Lezioni private,
l’esempio di Erba

A volte, basta la pagellina del primo quadrimestre per far tremare non soltanto i polsi agli studenti, ma anche il bilancio familiare. Secondo una ricerca condotta da due associazioni dei consumatori - Adoc e Codacons - il recupero reale di un debito formativo (un’insufficienza, per chi non parlasse lo “scuolese”) alle superiori costa in media 800 euro spesi in lezioni private.

Capite bene perché faccia notizia una scuola, in questo caso il Carlo Porta di Erba, che per una volta decide di rispettare la legge alla lettera (superfluo ogni commento su questo dettaglio).
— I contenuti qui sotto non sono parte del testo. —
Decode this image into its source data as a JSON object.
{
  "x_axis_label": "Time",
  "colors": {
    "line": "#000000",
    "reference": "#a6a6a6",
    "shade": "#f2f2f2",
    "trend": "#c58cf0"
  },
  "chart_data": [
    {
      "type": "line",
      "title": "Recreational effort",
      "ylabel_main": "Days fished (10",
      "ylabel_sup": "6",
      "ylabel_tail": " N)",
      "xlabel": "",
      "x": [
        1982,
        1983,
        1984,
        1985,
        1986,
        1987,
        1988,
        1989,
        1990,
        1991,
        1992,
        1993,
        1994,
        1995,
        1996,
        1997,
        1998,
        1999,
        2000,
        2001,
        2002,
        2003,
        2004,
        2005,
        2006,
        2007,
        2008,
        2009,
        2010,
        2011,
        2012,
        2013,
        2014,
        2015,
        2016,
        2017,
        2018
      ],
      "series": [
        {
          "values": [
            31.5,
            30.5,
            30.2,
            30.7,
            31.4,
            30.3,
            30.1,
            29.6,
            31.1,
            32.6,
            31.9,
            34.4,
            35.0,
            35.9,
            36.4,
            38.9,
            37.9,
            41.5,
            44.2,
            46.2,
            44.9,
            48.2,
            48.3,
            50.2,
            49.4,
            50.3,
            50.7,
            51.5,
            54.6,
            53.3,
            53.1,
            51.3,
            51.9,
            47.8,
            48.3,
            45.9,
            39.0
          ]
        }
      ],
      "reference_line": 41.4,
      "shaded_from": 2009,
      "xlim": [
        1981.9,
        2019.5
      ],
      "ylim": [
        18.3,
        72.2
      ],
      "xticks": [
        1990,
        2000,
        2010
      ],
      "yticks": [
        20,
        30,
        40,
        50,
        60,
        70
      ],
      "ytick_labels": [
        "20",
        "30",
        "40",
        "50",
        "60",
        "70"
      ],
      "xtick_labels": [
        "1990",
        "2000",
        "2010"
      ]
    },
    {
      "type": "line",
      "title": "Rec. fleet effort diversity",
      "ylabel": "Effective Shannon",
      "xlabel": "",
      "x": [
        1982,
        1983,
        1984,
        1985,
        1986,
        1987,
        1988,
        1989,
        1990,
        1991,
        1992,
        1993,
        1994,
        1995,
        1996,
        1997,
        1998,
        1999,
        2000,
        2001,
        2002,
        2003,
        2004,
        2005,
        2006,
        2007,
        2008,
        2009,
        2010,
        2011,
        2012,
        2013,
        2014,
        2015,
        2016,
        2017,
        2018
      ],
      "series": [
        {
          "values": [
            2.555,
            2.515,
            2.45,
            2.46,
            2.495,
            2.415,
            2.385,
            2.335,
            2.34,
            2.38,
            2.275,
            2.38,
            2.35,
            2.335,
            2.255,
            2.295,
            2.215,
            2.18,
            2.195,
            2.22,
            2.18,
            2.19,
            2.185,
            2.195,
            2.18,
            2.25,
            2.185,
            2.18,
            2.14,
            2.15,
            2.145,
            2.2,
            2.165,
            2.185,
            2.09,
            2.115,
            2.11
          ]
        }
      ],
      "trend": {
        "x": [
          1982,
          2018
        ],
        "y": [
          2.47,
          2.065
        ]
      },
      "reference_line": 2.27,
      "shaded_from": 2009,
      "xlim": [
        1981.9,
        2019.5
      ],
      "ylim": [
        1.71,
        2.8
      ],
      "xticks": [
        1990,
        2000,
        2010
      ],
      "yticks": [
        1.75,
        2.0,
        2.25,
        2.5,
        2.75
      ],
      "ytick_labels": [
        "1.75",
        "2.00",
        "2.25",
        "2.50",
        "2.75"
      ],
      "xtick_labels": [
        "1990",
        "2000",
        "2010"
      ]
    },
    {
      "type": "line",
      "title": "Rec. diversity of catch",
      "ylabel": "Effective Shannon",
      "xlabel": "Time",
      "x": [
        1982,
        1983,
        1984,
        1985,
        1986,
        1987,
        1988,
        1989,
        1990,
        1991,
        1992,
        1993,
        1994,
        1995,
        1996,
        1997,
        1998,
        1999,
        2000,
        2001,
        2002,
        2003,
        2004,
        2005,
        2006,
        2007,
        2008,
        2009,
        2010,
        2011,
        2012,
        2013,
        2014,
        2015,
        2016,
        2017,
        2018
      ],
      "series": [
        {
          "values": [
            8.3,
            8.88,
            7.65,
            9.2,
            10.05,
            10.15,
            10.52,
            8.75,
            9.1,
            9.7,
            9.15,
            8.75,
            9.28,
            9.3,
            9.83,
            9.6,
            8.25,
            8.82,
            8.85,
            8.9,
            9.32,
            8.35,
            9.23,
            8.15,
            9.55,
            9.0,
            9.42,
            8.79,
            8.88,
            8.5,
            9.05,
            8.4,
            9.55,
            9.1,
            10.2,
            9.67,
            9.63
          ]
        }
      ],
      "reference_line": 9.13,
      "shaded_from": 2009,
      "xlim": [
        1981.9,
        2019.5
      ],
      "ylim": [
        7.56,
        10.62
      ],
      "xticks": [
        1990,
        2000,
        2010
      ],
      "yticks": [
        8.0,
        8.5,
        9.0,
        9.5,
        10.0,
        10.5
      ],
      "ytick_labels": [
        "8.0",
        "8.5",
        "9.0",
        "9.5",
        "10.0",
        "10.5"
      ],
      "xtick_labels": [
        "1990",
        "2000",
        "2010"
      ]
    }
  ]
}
Anzi, le leggi. Innanzi tutto il decreto ministeriale 80 del 2007, quello con cui l’allora ministro Fioroni non soltanto ridiede vita agli esami a settembre (per la verità fine agosto, ma anche su questo dettaglio la legge è spesso stata violata dalle scuole, che non se la sono sentita di accorciare di qualche giorno le vacanze dei prof e dei ragazzi) e al conseguente mercato delle lezioni private, ma introdusse anche, o almeno cercò di rendere più vincolanti rispetto ai predecessori Lombardi e Berlinguer, i corsi di recupero, che avrebbero dovuto evitare proprio la piaga delle ripetizioni.

«Le istituzioni scolastiche sono tenute comunque a organizzare, subito dopo gli scrutini intermedi, interventi didattico-educativi di recupero per gli studenti che in quella sede abbiano presentato insufficienze in una o più discipline, al fine di un tempestivo recupero delle carenze rilevate», dice l’articolo 1 del suddetto decreto. Però poi, nella vita reale, capita che arrivino a casa pagelline con un quattro in matematica e accanto l’indicazione “studio individuale”. E se il genitore va a scuola a chiedere spiegazioni, si sente dire dal dirigente: «Mio caro signore, è stato il collegio docenti a scegliere per quali materie istituire i corsi di recupero e quali no. Lei forse non sa che, da quando il governo ha introdotto i recuperi, ha pure tagliato del 60% i finanziamenti alle scuole e quindi... Si fa quel che si può».

Lo stesso discorso vale per l’organizzazione delle «attività di recupero», che secondo l’ordinanza ministeriale 92 firmata dallo stesso Fioroni subito dopo il decreto 80, «costituiscono parte ordinaria e permanente del piano dell’offerta formativa che ogni istituzione scolastica predispone annualmente». E che dovrebbero avere «lo scopo fondamentale di prevenire l’insuccesso scolastico», realizzandosi «pertanto, in ogni periodo dell’anno scolastico (non fate caso alle ripetizioni: vengono segnate in rosso agli alunni, non al legislatore), a cominciare dalle fasi iniziali».

Va riconosciuto che sono tante le scuole che cercano, con i pochi fondi a disposizione, di non rinunciare agli sportelli pomeridiani di sostegno alla didattica, ma è più raro il caso, come quello erbese, di un dirigente, e con lui gli organi collegiali, che decida di dare assoluta centralità alle attività per il recupero delle lacune accumulate dagli studenti, dichiarando di fatto guerra al mercato delle lezioni private, che rappresenta un’ingiustizia al quadrato (opera una discriminazione tra chi se le può permettere e chi no e alimenta la frode fiscale).

Come troppo spesso accade in questa Italia, è lasciato alla buona volontà dei dipendenti pubblici, che a volte tocca punte di abnegazione e ingegnosità meritevoli di finire sul giornale, il compito di raddrizzare le storture e le approssimazioni che piovono dall’alto. Basti pensare che il problema di garantire una scuola di qualità, senza più costringere le famiglie a ricorrere alle ripetizioni in nero, è sul tavolo dei ministri da almeno ventuno anni. Era il ’94, quando D’Onofrio intervenne col il colpo di spugna che nello stesso momento cancellò gli esami di riparazione e gli arrotondamenti pomeridiani di migliaia di docenti. Tutti i suoi successori hanno sbianchettato e corretto il provvedimento a più riprese, con la stessa precisione di uno studente che tira a indovinare il teorema di Pitagora senza averlo neanche letto.